Today, tiny American flags flutter from each headstone in the Chattanooga National Cemetery, placed over the weekend by Boy Scouts, Cub Scouts and other volunteers. A Memorial Day service will be held this morning at 11. Jim Ogden will lead a torchlight history tour tonight.
The 11 men who do the burials at the historic cemetery, every one a military veteran, see every working day as if it is Memorial Day or Veterans Day.
"We do a few more things like the big flags and the little flags, but it is basically the same thing every day," says cemetery worker Tito Mineno, an Army veteran who served in Desert Storm.
"We take care of our own," he says. "We constantly make sure the veterans are taken care of, the cemetery is taken care of. A lot of people are proud of what goes on here. I'll keep taking pride in it, even after I retire, which, hopefully, will be a long time."
The cemetery was officially named in 1867 but started in 1863 with thousands of Civil War dead, many of them unknown. The number of burials at the Chattanooga National Cemetery will reach 51,000 by the end of the year, with an annual average of 1,200 burials these days.

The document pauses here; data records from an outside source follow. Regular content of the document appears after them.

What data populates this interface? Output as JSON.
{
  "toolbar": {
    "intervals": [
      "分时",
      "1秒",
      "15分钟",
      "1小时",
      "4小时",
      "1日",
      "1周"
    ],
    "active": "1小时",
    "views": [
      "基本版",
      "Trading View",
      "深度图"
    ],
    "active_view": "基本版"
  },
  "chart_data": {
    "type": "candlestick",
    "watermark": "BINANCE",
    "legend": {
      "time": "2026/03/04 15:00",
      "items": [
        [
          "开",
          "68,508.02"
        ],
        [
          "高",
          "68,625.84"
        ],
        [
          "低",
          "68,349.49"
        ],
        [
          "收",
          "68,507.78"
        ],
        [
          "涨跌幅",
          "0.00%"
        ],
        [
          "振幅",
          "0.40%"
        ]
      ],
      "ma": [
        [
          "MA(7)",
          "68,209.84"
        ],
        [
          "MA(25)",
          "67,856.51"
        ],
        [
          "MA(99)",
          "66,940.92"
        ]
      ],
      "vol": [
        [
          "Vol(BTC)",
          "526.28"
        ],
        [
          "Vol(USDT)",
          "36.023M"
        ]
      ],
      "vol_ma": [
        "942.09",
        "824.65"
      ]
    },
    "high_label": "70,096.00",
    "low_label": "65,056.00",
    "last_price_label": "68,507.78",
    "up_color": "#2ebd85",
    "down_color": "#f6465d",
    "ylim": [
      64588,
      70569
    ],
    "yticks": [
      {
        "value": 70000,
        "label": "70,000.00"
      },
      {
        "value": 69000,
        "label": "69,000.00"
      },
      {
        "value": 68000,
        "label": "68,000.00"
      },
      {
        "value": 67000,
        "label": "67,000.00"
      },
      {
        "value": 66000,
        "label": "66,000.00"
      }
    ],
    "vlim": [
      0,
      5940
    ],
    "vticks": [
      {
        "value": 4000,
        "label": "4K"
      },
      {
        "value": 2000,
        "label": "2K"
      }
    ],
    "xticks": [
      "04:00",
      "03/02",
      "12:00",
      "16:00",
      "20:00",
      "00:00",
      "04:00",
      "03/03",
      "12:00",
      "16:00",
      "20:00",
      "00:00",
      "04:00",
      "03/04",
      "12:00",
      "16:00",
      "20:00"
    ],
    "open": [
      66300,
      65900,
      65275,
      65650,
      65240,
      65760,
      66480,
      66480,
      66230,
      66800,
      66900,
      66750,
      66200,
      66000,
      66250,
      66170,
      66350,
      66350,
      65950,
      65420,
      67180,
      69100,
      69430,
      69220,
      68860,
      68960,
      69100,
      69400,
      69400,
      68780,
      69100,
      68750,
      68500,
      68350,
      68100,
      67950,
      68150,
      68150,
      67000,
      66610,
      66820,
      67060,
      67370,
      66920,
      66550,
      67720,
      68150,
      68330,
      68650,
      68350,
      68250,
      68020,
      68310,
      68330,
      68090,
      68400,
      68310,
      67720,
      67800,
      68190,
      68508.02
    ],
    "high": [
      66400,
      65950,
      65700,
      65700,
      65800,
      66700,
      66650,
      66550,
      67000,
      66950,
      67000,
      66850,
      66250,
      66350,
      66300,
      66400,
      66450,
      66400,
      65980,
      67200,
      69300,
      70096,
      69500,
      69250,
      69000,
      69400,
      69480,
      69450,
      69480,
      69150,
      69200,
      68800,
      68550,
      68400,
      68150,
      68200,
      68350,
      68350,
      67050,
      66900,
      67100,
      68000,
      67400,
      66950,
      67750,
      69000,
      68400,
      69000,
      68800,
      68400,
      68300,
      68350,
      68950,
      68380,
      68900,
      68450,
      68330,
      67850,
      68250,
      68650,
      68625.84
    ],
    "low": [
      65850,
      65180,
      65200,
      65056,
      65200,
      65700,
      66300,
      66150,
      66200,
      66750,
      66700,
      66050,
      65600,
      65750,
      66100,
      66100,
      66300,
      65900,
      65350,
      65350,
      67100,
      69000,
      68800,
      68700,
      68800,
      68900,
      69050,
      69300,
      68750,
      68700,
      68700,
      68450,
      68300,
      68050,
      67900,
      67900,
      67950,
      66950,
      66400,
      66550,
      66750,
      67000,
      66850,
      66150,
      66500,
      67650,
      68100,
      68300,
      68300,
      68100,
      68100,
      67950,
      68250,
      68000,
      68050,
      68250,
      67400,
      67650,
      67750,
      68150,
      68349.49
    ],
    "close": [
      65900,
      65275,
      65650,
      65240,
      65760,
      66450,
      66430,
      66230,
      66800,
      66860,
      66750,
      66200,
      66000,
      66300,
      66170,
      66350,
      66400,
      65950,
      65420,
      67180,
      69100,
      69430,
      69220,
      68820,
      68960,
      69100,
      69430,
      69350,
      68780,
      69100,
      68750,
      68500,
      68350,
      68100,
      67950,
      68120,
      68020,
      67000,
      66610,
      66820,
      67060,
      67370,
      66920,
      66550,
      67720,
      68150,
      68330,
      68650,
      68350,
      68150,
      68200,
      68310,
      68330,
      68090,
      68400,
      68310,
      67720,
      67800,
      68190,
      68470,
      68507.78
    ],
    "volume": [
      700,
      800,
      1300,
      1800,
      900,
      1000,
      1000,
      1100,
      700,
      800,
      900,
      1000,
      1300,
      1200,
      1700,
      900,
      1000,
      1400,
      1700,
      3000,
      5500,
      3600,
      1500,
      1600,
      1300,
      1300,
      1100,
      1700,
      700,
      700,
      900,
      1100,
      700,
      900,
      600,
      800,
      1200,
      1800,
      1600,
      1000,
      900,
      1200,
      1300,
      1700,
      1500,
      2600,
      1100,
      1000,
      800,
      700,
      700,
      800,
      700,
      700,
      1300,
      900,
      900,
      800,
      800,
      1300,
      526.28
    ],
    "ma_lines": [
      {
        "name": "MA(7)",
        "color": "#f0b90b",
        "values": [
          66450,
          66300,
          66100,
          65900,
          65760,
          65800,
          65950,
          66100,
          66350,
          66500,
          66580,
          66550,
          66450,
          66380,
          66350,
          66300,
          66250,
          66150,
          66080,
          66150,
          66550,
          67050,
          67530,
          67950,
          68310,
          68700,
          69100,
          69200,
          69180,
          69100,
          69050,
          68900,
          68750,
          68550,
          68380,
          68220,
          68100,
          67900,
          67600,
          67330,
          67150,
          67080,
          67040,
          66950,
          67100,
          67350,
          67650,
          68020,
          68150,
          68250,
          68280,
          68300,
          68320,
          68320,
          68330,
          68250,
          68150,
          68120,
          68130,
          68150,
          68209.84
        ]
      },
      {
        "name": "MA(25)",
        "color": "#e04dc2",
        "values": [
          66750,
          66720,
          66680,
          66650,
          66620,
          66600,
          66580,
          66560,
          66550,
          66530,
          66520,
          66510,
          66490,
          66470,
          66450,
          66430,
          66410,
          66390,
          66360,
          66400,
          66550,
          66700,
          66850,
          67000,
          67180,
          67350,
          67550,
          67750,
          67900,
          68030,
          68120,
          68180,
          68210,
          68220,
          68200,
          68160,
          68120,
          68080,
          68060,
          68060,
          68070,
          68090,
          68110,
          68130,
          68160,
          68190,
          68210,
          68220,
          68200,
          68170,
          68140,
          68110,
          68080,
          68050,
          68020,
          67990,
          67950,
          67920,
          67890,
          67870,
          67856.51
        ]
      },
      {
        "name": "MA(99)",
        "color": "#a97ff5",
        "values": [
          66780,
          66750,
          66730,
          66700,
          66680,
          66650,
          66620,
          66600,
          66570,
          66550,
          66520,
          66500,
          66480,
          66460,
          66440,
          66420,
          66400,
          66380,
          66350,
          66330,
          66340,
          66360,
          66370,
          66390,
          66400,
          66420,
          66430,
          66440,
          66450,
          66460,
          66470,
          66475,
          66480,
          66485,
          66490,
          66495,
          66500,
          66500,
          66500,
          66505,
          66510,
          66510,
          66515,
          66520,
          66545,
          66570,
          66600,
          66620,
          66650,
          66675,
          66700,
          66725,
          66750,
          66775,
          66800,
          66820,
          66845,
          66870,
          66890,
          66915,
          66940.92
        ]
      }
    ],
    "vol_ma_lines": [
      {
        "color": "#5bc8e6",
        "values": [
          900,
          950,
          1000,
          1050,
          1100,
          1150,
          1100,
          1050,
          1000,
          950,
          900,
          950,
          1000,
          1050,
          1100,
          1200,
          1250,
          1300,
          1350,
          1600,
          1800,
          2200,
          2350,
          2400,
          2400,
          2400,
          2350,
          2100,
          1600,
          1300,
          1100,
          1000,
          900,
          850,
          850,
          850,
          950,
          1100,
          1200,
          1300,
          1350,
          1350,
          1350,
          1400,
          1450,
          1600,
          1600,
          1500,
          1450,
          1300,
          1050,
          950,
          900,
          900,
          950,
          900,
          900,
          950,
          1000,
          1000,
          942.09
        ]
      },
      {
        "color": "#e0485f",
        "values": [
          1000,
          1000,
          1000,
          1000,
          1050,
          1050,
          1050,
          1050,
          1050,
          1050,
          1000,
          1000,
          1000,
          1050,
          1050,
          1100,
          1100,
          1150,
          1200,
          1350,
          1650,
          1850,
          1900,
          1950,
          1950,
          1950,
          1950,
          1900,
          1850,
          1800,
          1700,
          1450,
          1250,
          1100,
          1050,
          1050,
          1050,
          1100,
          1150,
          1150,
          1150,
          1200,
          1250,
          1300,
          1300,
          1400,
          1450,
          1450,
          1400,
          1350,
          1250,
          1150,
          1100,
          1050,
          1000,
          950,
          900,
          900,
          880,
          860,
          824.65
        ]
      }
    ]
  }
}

One day, about a week before the Memorial Day, the crew handles six burials. They work quickly and efficiently, on a tight schedule, but respectfully. Machines are used, but the graves are finished by hand. Mineno operates a backhoe to lower the vault lid into place and fill the grave with dirt. After putting the vehicle back on a trailer, he helps other crew members smooth the layer of topsoil. Then he and the other crew members move to another spot in the cemetery for their next job.
Mineno has a more personal connection to the Chattanooga National Cemetery. His grandfather and mother-in-law are buried there, as well as the executive officer he served with during Desert Storm. To him, it is another reason to do the job well, and correctly.
"We just carry on, and show the utmost respect."